2. Familie? Nicht mal ein Viertel des Uni-Mittelbaus hat Kinder. Ist eine Familie haben und eine wissenschaftliche Karriere denn unvereinbar, ein Ding der Unmöglichkeit? Ich möchte Kinder und das auch nicht erst, wenn ich 40 bin. Aber verbaue ich mir damit nicht meine Chancen?
3. Flexibilität? Man muss man unheimlich flexibel sein, sowohl zeitlich als auch räumlich. Die Unis sind halt greößtenteils klamm, da muss man nehmen, was man kriegen kann. In Wien wird eine Stelle als post-doc frei?!- Nichts wie hin da- oder doch nicht??
4. Finanzierung? Wissenschaftlicher Mitarbeiter oder Stipendium? Oder auf eigene Faust? Und wie lange werde ich wohl einen Hungerlohn verdienen, wenn ich den Doktor erst habe? Kann ich mich womöglich erst mit Mitte/Ende 30 gut selbst ernähren?
5. Befristete Verträge? Dieser Punkt macht mir zur Zeit neben der Familienplanung am meisten zu schaffen. Eine meiner Dozentinnen aus dem Bereich der Erziehungswissenschaft wurde als Sparmaßnahme der Vertrag nicht mehr gekündigt und das, obwohl sie fantastische Arbeit leistet und sich gerade zu Habilitation angemeldet hat. Man ist so krass davon abhängig, ob die eigene Fakultät flüssig ist oder halt nicht.
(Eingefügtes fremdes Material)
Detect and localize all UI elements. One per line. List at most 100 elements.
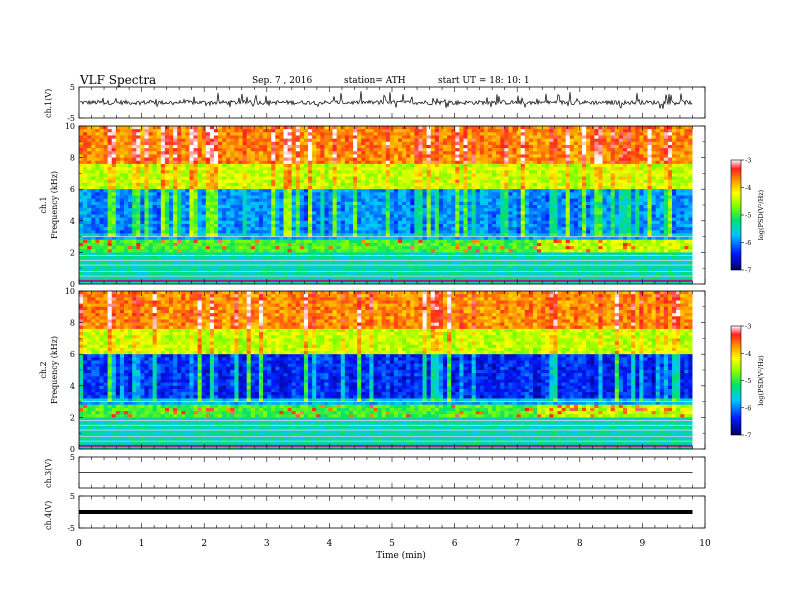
spec-cell <box>422 160 428 165</box>
spec-cell <box>684 154 689 158</box>
spec-cell <box>414 138 419 143</box>
spec-cell <box>614 211 620 215</box>
spec-cell <box>173 129 178 133</box>
spec-cell <box>610 198 616 203</box>
spec-cell <box>148 157 154 162</box>
spec-cell <box>156 182 162 187</box>
spec-cell <box>528 182 534 187</box>
spec-cell <box>291 182 297 187</box>
spec-cell <box>275 170 280 174</box>
spec-cell <box>582 170 587 174</box>
spec-cell <box>643 173 648 177</box>
spec-cell <box>324 201 329 206</box>
spec-cell <box>398 126 403 130</box>
spec-cell <box>455 126 460 130</box>
spec-cell <box>426 198 432 203</box>
spec-cell <box>246 220 252 225</box>
spec-cell <box>414 144 419 149</box>
spec-cell <box>557 151 562 155</box>
spec-cell <box>381 138 387 143</box>
spec-cell <box>663 189 669 193</box>
spec-cell <box>487 135 493 140</box>
spec-cell <box>672 211 677 215</box>
spec-cell <box>168 208 174 212</box>
spec-cell <box>99 227 104 231</box>
spec-cell <box>393 195 399 200</box>
spec-cell <box>123 195 129 200</box>
spec-cell <box>381 223 387 228</box>
spec-cell <box>512 132 518 136</box>
spec-cell <box>565 186 571 190</box>
spec-cell <box>545 186 550 190</box>
spec-cell <box>336 167 342 171</box>
spec-cell <box>676 223 681 228</box>
spec-cell <box>516 186 522 190</box>
spec-cell <box>173 186 178 190</box>
spec-cell <box>148 208 154 212</box>
spec-cell <box>119 223 125 228</box>
spec-cell <box>463 148 468 152</box>
spec-cell <box>414 148 419 152</box>
spec-cell <box>218 201 223 206</box>
spec-cell <box>438 192 444 196</box>
spec-cell <box>627 144 632 149</box>
spec-cell <box>512 141 518 146</box>
spec-cell <box>226 167 231 171</box>
spec-cell <box>144 141 149 146</box>
spec-cell <box>119 189 125 193</box>
spec-cell <box>406 189 411 193</box>
spec-cell <box>132 163 137 168</box>
spec-cell <box>373 214 378 219</box>
spec-cell <box>414 176 419 181</box>
spec-cell <box>246 160 252 165</box>
spec-cell <box>123 186 129 190</box>
spec-cell <box>87 160 92 165</box>
spec-cell <box>115 182 121 187</box>
spec-cell <box>91 227 96 231</box>
spec-cell <box>369 170 374 174</box>
spec-cell <box>545 223 550 228</box>
spec-cell <box>312 208 317 212</box>
spec-cell <box>504 198 509 203</box>
spec-cell <box>160 157 166 162</box>
spec-cell <box>410 182 415 187</box>
spec-cell <box>598 214 603 219</box>
spec-cell <box>340 201 346 206</box>
spec-cell <box>177 220 182 225</box>
spec-cell <box>610 220 616 225</box>
spec-cell <box>483 126 489 130</box>
spec-cell <box>643 126 648 130</box>
spec-cell <box>381 205 387 209</box>
spec-cell <box>226 132 231 136</box>
spec-cell <box>95 148 100 152</box>
spec-cell <box>254 192 260 196</box>
spec-cell <box>79 214 84 219</box>
spec-cell <box>631 173 636 177</box>
spec-cell <box>222 170 227 174</box>
spec-cell <box>512 220 518 225</box>
spec-cell <box>83 220 88 225</box>
spec-cell <box>598 151 603 155</box>
spec-cell <box>177 132 182 136</box>
spec-cell <box>128 214 133 219</box>
spec-cell <box>299 135 305 140</box>
spec-cell <box>160 189 166 193</box>
spec-cell <box>410 223 415 228</box>
spec-cell <box>185 208 190 212</box>
spec-cell <box>663 138 669 143</box>
spec-cell <box>500 198 505 203</box>
spec-cell <box>479 223 485 228</box>
spec-cell <box>438 211 444 215</box>
spec-cell <box>639 198 644 203</box>
spec-cell <box>659 195 665 200</box>
spec-cell <box>258 151 264 155</box>
spec-cell <box>230 223 235 228</box>
spec-cell <box>459 126 464 130</box>
spec-cell <box>500 132 505 136</box>
spec-cell <box>119 167 125 171</box>
spec-cell <box>610 141 616 146</box>
spec-cell <box>193 132 199 136</box>
spec-cell <box>573 151 579 155</box>
spec-cell <box>197 176 203 181</box>
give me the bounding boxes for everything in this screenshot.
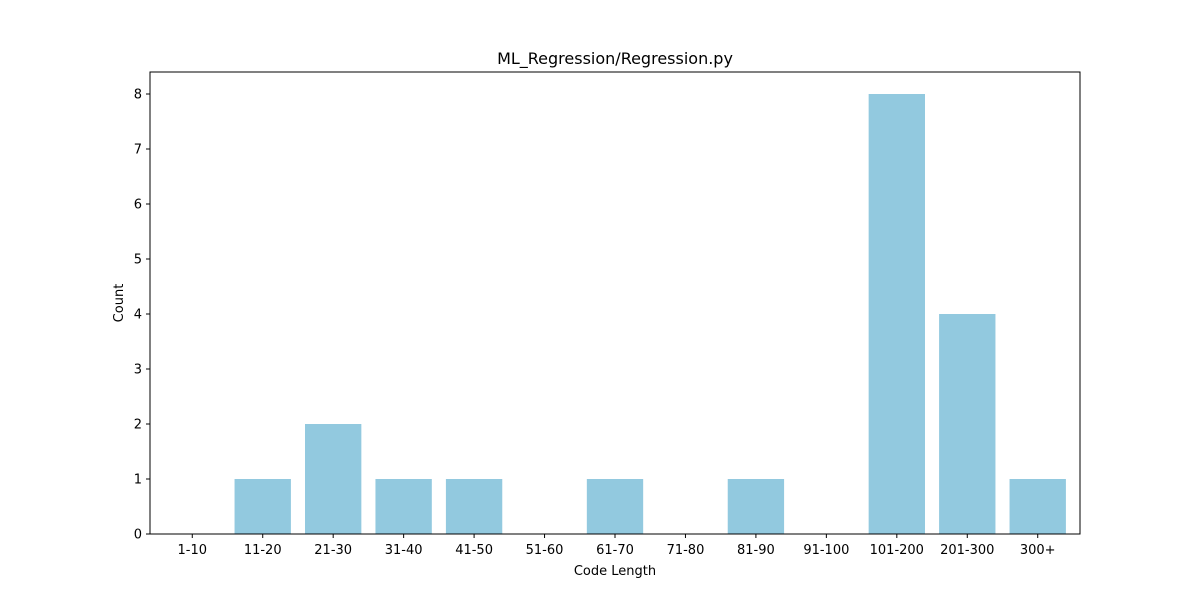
bar-81-90 [727,479,785,534]
x-tick-label: 300+ [1020,543,1056,558]
x-tick-label: 101-200 [870,543,924,558]
x-axis-label: Code Length [574,564,656,579]
y-tick-label: 0 [134,528,142,543]
y-tick-label: 8 [134,88,142,103]
y-tick-label: 2 [134,418,142,433]
x-tick-label: 41-50 [455,543,493,558]
y-tick-label: 6 [134,198,142,213]
x-tick-label: 81-90 [737,543,775,558]
x-tick-label: 61-70 [596,543,634,558]
x-tick-label: 51-60 [526,543,564,558]
bar-11-20 [234,479,291,534]
y-tick-label: 7 [134,143,142,158]
x-tick-label: 1-10 [178,543,208,558]
x-tick-label: 91-100 [803,543,849,558]
y-axis-label: Count [112,284,127,323]
bar-21-30 [305,424,362,534]
bars-layer [234,94,1066,534]
bar-101-200 [868,94,925,534]
x-axis-ticks: 1-10 11-20 21-30 31-40 41-50 51-60 61-70 71-80 8… [178,534,1056,558]
bar-300+ [1009,479,1066,534]
chart-title: ML_Regression/Regression.py [497,49,733,69]
bar-31-40 [375,479,432,534]
bar-61-70 [586,479,644,534]
y-tick-label: 4 [134,308,142,323]
x-tick-label: 11-20 [244,543,282,558]
x-tick-label: 21-30 [314,543,352,558]
x-tick-label: 201-300 [940,543,994,558]
bar-201-300 [939,314,996,534]
x-tick-label: 31-40 [385,543,423,558]
y-tick-label: 1 [134,473,142,488]
y-tick-label: 5 [134,253,142,268]
x-tick-label: 71-80 [667,543,705,558]
bar-41-50 [445,479,503,534]
y-axis-ticks: 0 1 2 3 4 5 6 7 8 [134,88,150,543]
y-tick-label: 3 [134,363,142,378]
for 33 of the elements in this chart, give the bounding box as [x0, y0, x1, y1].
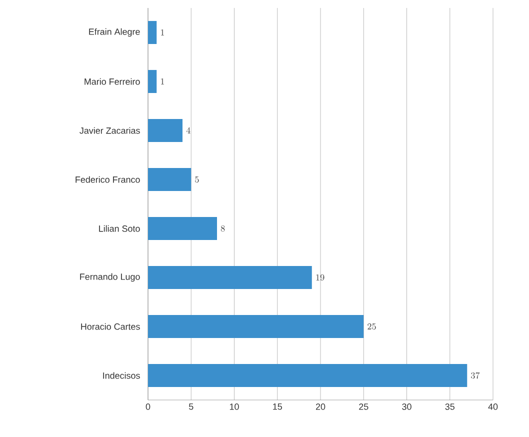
- y-tick-label: Indecisos: [103, 372, 140, 379]
- x-tick-label: 20: [316, 404, 326, 410]
- bar: [148, 168, 192, 192]
- data-label: 8: [220, 225, 225, 232]
- x-tick-label: 10: [230, 404, 239, 410]
- bar: [148, 364, 468, 388]
- bar: [148, 266, 312, 290]
- y-tick-label: Javier Zacarias: [80, 127, 140, 134]
- x-tick-label: 15: [273, 404, 282, 410]
- bar: [148, 118, 183, 142]
- data-label: 37: [471, 372, 480, 379]
- data-label: 4: [186, 127, 190, 134]
- data-label: 5: [195, 176, 199, 183]
- bar: [148, 20, 157, 44]
- data-label: 1: [160, 78, 164, 84]
- x-tick-label: 5: [189, 404, 194, 410]
- x-tick-label: 40: [488, 404, 498, 410]
- bar: [148, 314, 364, 338]
- data-label: 1: [160, 29, 164, 36]
- y-tick-label: Mario Ferreiro: [84, 78, 140, 85]
- y-tick-label: Efrain Alegre: [89, 28, 140, 37]
- y-tick-label: Fernando Lugo: [80, 273, 140, 282]
- x-tick-label: 30: [402, 404, 412, 410]
- bar: [148, 216, 218, 240]
- y-tick-label: Horacio Cartes: [81, 323, 140, 330]
- x-tick-label: 0: [146, 404, 150, 410]
- y-tick-label: Federico Franco: [76, 176, 140, 183]
- data-label: 19: [316, 274, 324, 281]
- x-tick-label: 25: [359, 404, 368, 410]
- data-label: 25: [368, 323, 376, 330]
- bar: [148, 70, 157, 94]
- y-tick-label: Lilian Soto: [99, 225, 140, 232]
- x-tick-label: 35: [445, 404, 454, 410]
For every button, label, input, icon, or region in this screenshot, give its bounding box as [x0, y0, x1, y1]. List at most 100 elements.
Wenn eingespart werden muss, sind’s die wissenschaftlichen Mitarbeiter, die als erstes fliegen. Und selbst, wenn der Vertrag auf eine 2. Periode verlängert wird, ist man dann 6 Jahre am selben Fleck und danach muss man sich wieder umschauen. Diese Unsicherheit lässt sich wahrscheinlich nur aushalten, wenn man einfach versucht das zu verdrängen und nicht dran zu denken.
All diese Fragezeichen geistern mir die letzten Wochen im Kopf herum und ich hoffe, dass sich einige davon aufklären, wenn ich mich nach Pfingsten mit einigen Dozenten zwecks weiterem Vorgehen treffe. Besagte Erzwis-Dozentin möchte mir sogar helfen, ein Stipendium zu bekommen. Ich werde berichten- nicht so sehr, damit ihr auf dem Laufenden seid, sondern weil mir das Führen dieses Blogs hilft, Sachen für mich auf den Punkt zu bringen und in Worte zu fassen. Ohne dieses Stück Schreib-Internet würd ich vermutlich versuchen, meine Befürchtungen so weit es geht von mir weg zu schieben, aber das ist auch keine Lösung.
Dieser Blog hilft mir dabei, mich meinen Ängsten und negativen Gedanken zu stellen und die guten Dinge zu erkennen. Amen.